Et, alors que le dessein des compagnies pétrolières suscite l’inquiétude, un autre projet retient également l’attention : un programme scientifique de forage sans précédent, actuellement à l’étude dans le golfe du Lion. Coordonné par une paléoclimatologue de l’université de Bretagne-Occidentale (Brest). le projet Gold envisage un forage de plus de 11 km sous la surface de la mer, au sud de la zone prospectée par Melrose et Noble Energy. Son but est d’effectuer le premier forage profond dans le golfe du Lion, au large de Toulon, afin « de retracer l’histoire de la Méditerranée depuis 30 millions d’années, souligne Marina Rabineau, chercheuse au CNRS et coordinatrice française du projet. « Et, comme c’est vierge, cela pose la question du potentiel en hydrocarbures pour les compagnies pétrolières, reconnaît-elle, d’autant que le sel est une très bonne couverture imperméable, une condition favorable au stockage de gaz ou de pétrole. » poursuit la chercheuse dans une dépêche AFP le 4 mai dernier.
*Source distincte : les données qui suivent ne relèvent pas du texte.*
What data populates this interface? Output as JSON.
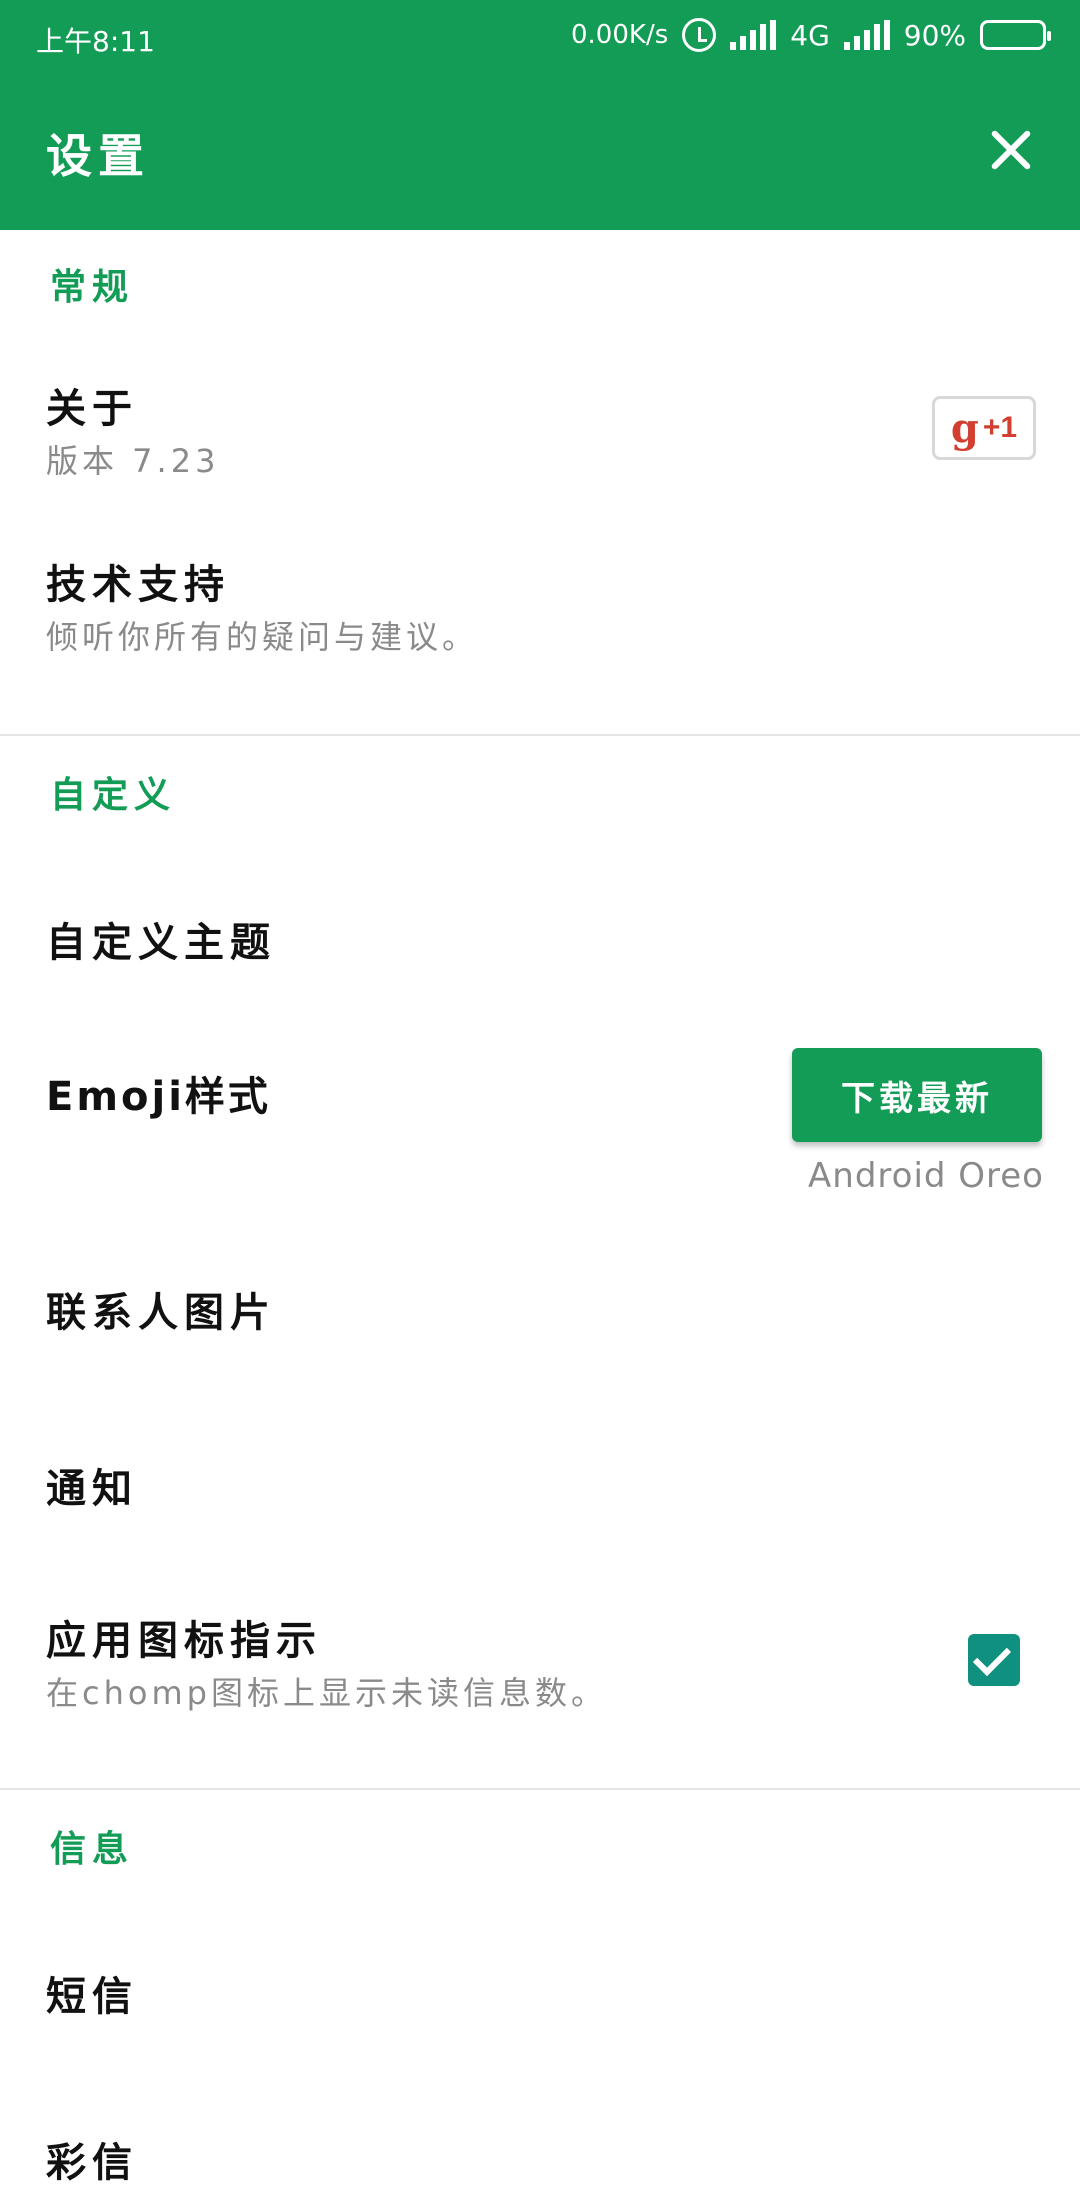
{
  "status_bar": {
    "time": "上午8:11",
    "net_speed": "0.00K/s",
    "network": "4G",
    "battery": "90%",
    "battery_color": "#f2a832"
  },
  "toolbar": {
    "title": "设置",
    "close_icon": "close-icon"
  },
  "colors": {
    "primary": "#139c56",
    "checkbox": "#10917f",
    "subtext": "#8a8a8a"
  },
  "sections": {
    "general": {
      "header": "常规",
      "about_title": "关于",
      "about_sub": "版本 7.23",
      "gplus_label": "g",
      "gplus_suffix": "+1",
      "support_title": "技术支持",
      "support_sub": "倾听你所有的疑问与建议。"
    },
    "custom": {
      "header": "自定义",
      "theme_title": "自定义主题",
      "emoji_title": "Emoji样式",
      "download_label": "下载最新",
      "emoji_value": "Android Oreo",
      "contact_title": "联系人图片",
      "notify_title": "通知",
      "badge_title": "应用图标指示",
      "badge_sub": "在chomp图标上显示未读信息数。",
      "badge_checked": true
    },
    "message": {
      "header": "信息",
      "sms_title": "短信",
      "mms_title": "彩信"
    }
  }
}
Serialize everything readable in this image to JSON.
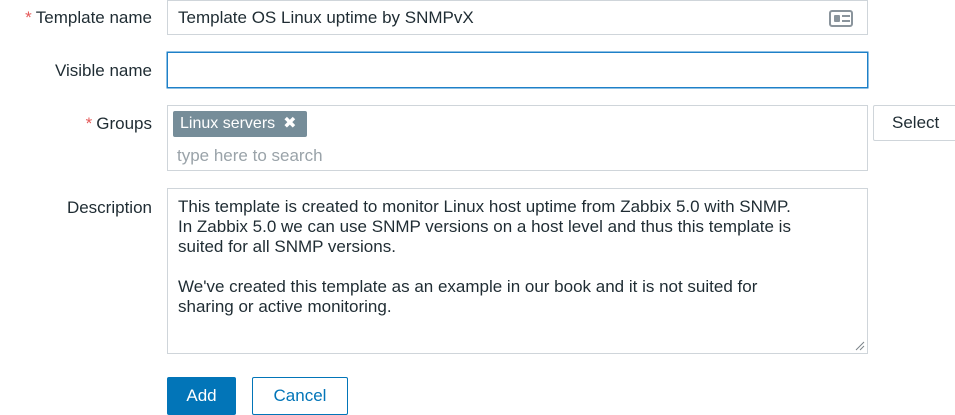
{
  "form": {
    "template_name": {
      "label": "Template name",
      "required_mark": "*",
      "value": "Template OS Linux uptime by SNMPvX",
      "icon": "card-icon"
    },
    "visible_name": {
      "label": "Visible name",
      "value": ""
    },
    "groups": {
      "label": "Groups",
      "required_mark": "*",
      "tags": [
        {
          "label": "Linux servers",
          "remove_symbol": "✖"
        }
      ],
      "search_placeholder": "type here to search",
      "select_label": "Select"
    },
    "description": {
      "label": "Description",
      "value": "This template is created to monitor Linux host uptime from Zabbix 5.0 with SNMP.\nIn Zabbix 5.0 we can use SNMP versions on a host level and thus this template is\nsuited for all SNMP versions.\n\nWe've created this template as an example in our book and it is not suited for\nsharing or active monitoring."
    }
  },
  "actions": {
    "add_label": "Add",
    "cancel_label": "Cancel"
  },
  "colors": {
    "primary": "#0275b8",
    "required": "#e45959",
    "tag_bg": "#768d99",
    "focus_border": "#1e80c8"
  }
}
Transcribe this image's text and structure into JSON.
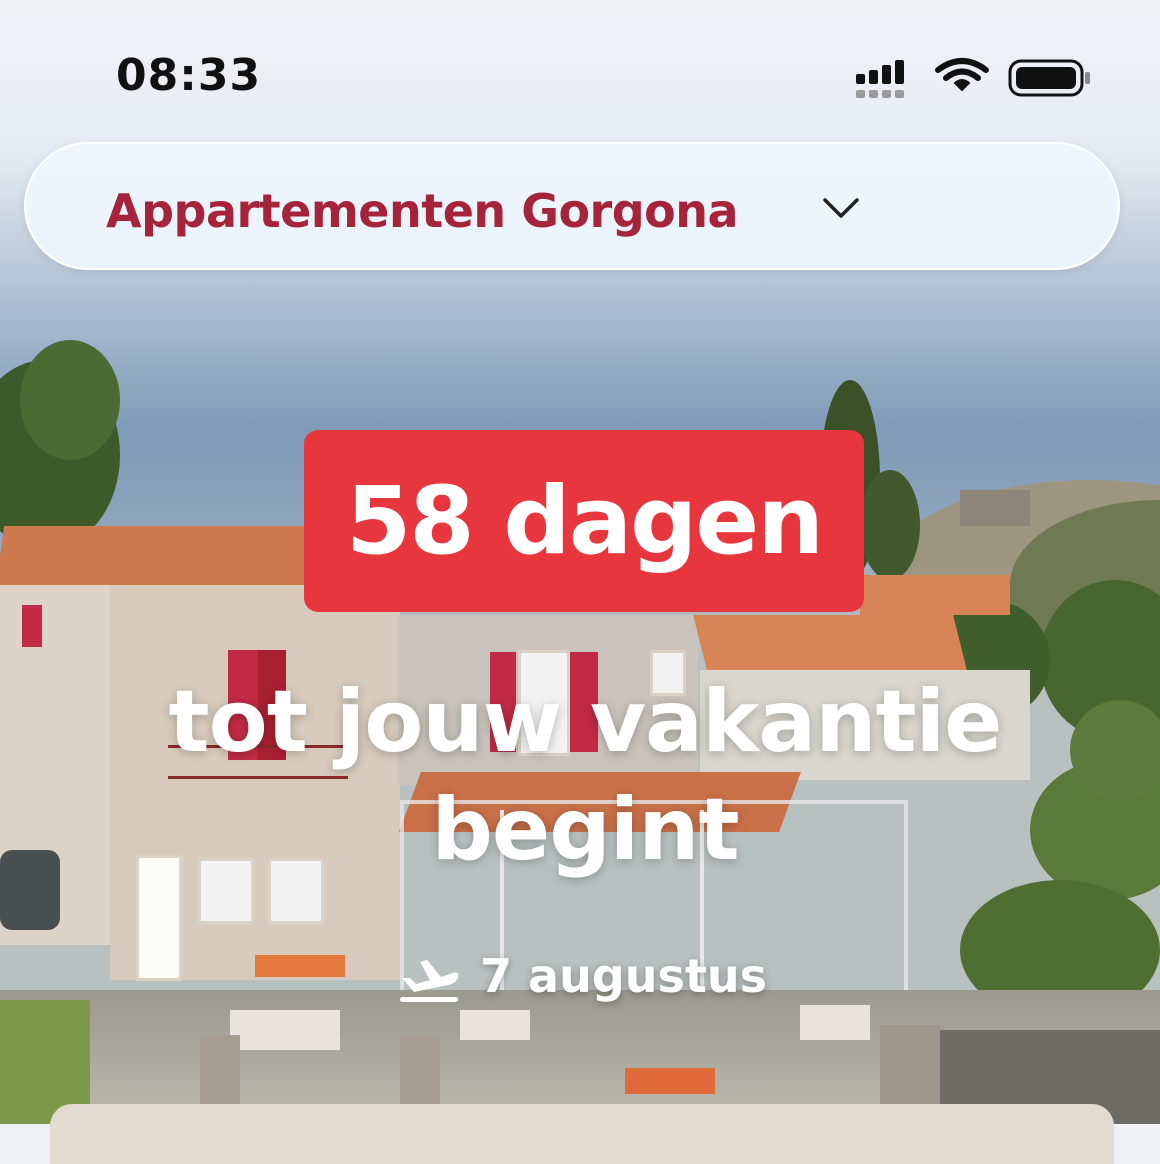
{
  "status_bar": {
    "time": "08:33",
    "icons": [
      "signal-icon",
      "wifi-icon",
      "battery-icon"
    ]
  },
  "location": {
    "name": "Appartementen Gorgona",
    "icon": "chevron-down-icon"
  },
  "countdown": {
    "days_label": "58 dagen",
    "subtitle": "tot jouw vakantie begint",
    "departure_icon": "plane-departure-icon",
    "departure_date": "7 augustus"
  },
  "colors": {
    "accent": "#a5233b",
    "badge": "#e8363f"
  }
}
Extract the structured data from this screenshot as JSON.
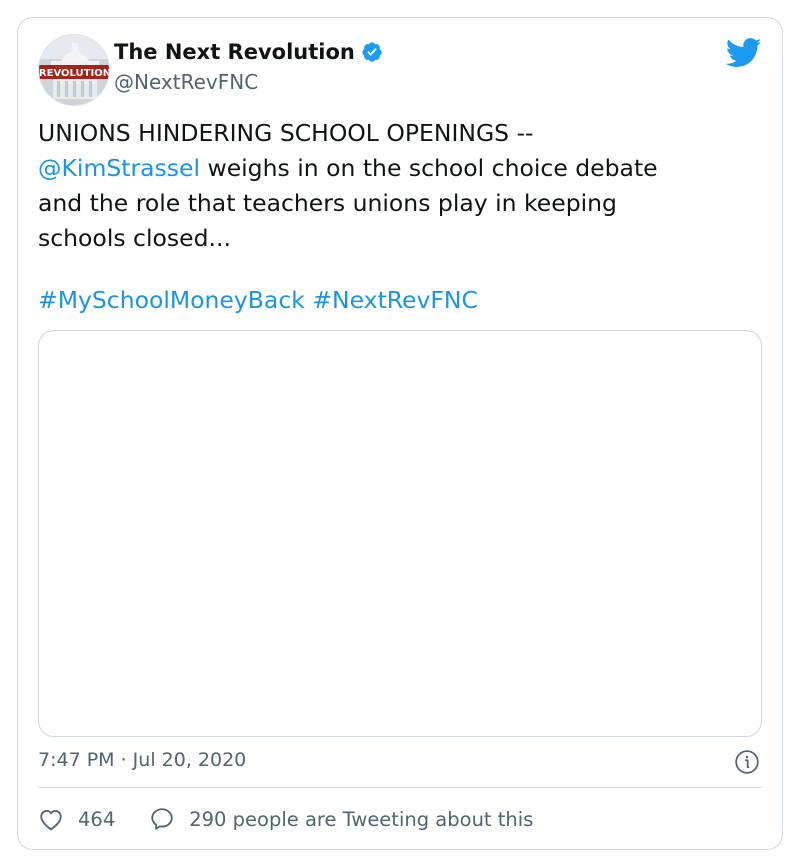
{
  "author": {
    "name": "The Next Revolution",
    "handle": "@NextRevFNC",
    "avatar_text": "REVOLUTION",
    "verified": true
  },
  "tweet": {
    "line1": "UNIONS HINDERING SCHOOL OPENINGS --",
    "mention": "@KimStrassel",
    "line2_rest": " weighs in on the school choice debate",
    "line3": "and the role that teachers unions play in keeping",
    "line4": "schools closed...",
    "hashtag1": "#MySchoolMoneyBack",
    "hashtag2": "#NextRevFNC"
  },
  "timestamp": "7:47 PM · Jul 20, 2020",
  "stats": {
    "likes": "464",
    "conversation": "290 people are Tweeting about this"
  },
  "icons": {
    "verified": "verified-badge-icon",
    "logo": "twitter-bird-icon",
    "info": "info-icon",
    "like": "heart-icon",
    "reply": "speech-bubble-icon"
  },
  "colors": {
    "link": "#1b95e0",
    "secondary_text": "#536471",
    "border": "#cfd9de",
    "twitter_blue": "#1d9bf0"
  }
}
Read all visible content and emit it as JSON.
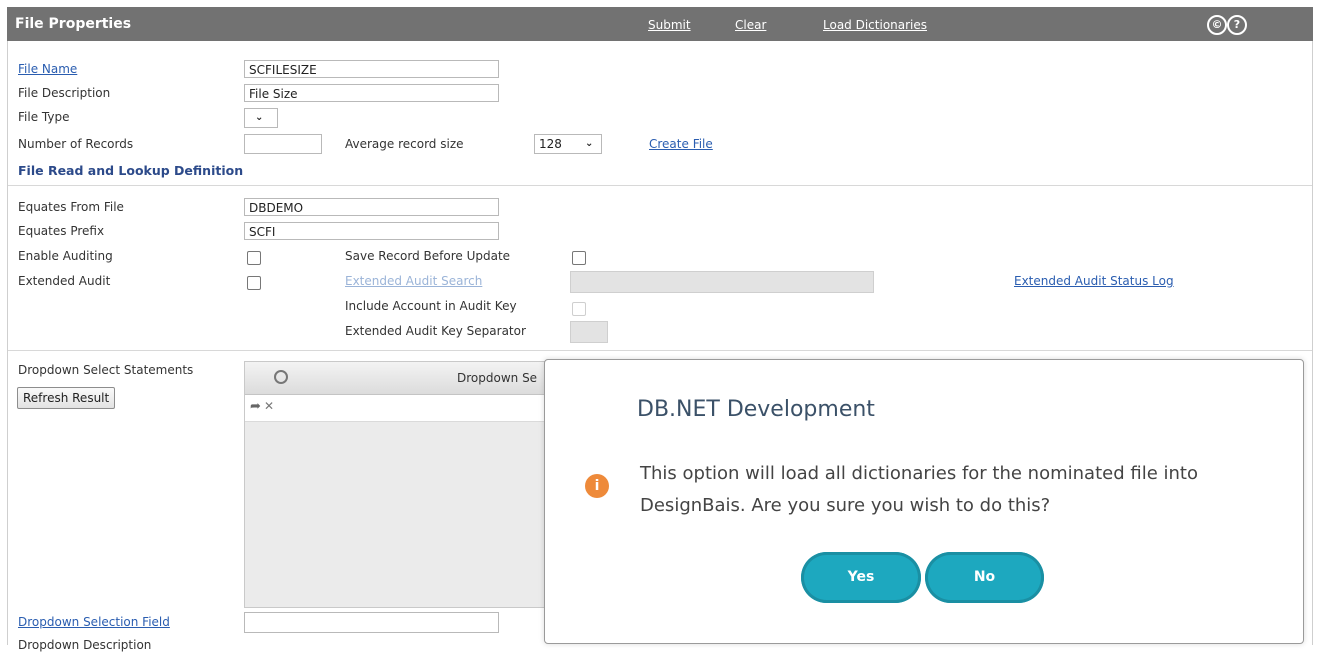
{
  "header": {
    "title": "File Properties",
    "links": {
      "submit": "Submit",
      "clear": "Clear",
      "load_dictionaries": "Load Dictionaries"
    },
    "icons": [
      "copyright-icon",
      "help-icon"
    ]
  },
  "form": {
    "file_name": {
      "label": "File Name",
      "value": "SCFILESIZE"
    },
    "file_description": {
      "label": "File Description",
      "value": "File Size"
    },
    "file_type": {
      "label": "File Type",
      "value": ""
    },
    "number_of_records": {
      "label": "Number of Records",
      "value": ""
    },
    "average_record_size": {
      "label": "Average record size",
      "value": "128"
    },
    "create_file": "Create File",
    "section_title": "File Read and Lookup Definition",
    "equates_from_file": {
      "label": "Equates From File",
      "value": "DBDEMO"
    },
    "equates_prefix": {
      "label": "Equates Prefix",
      "value": "SCFI"
    },
    "enable_auditing": {
      "label": "Enable Auditing",
      "checked": false
    },
    "save_record_before_update": {
      "label": "Save Record Before Update",
      "checked": false
    },
    "extended_audit": {
      "label": "Extended Audit",
      "checked": false
    },
    "extended_audit_search": {
      "label": "Extended Audit Search",
      "value": ""
    },
    "extended_audit_status_log": "Extended Audit Status Log",
    "include_account_in_audit_key": {
      "label": "Include Account in Audit Key",
      "checked": false
    },
    "extended_audit_key_separator": {
      "label": "Extended Audit Key Separator",
      "value": ""
    },
    "dropdown_select_statements": {
      "label": "Dropdown Select Statements"
    },
    "refresh_result": "Refresh Result",
    "grid": {
      "column_header": "Dropdown Se"
    },
    "dropdown_selection_field": {
      "label": "Dropdown Selection Field",
      "value": ""
    },
    "dropdown_description": {
      "label": "Dropdown Description"
    }
  },
  "dialog": {
    "title": "DB.NET Development",
    "message": "This option will load all dictionaries for the nominated file into DesignBais. Are you sure you wish to do this?",
    "yes_label": "Yes",
    "no_label": "No",
    "icon": "info-icon",
    "accent_color": "#1da8bf",
    "info_color": "#ee8a3a"
  },
  "colors": {
    "header_bg": "#727272",
    "link": "#2a5db0",
    "section": "#2c4a8a"
  }
}
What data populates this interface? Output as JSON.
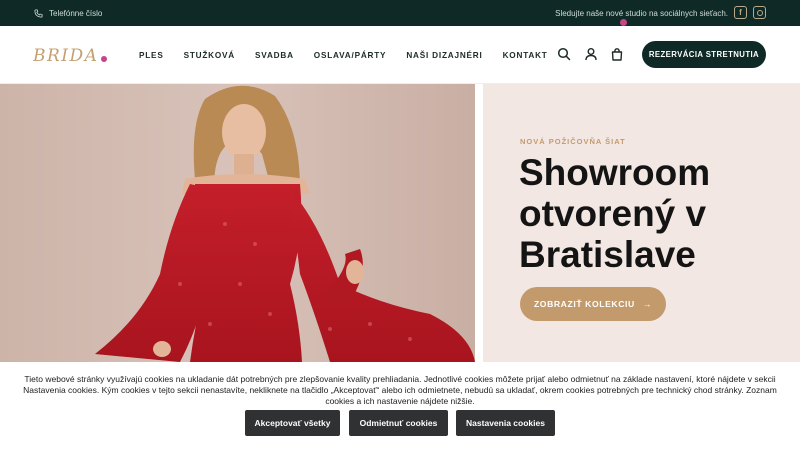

La possibilité de trouver des hydrocarbures sous la couche de sel suscite l’intérêt des compagnies pétrolières qui sont prêtes à y injecter des fonds pour son financement. Plusieurs d’entre elles dont Total (France), Pétrobas (Brésil), Statoil (Norvège) et la Sonatrach (Algérie) ont participé, en octobre 2010, à un colloque à Banyuls-sur-mer (Pyrénées Atlantique) consacré au projet Gold. Comme le reconnaît François Roure, expert à l’Institut Français du Pétrole : « il y a un intérêt croisé. Ce type de forage qui a besoin de financement industriel, peut apporter des informations aux compagnies »(1).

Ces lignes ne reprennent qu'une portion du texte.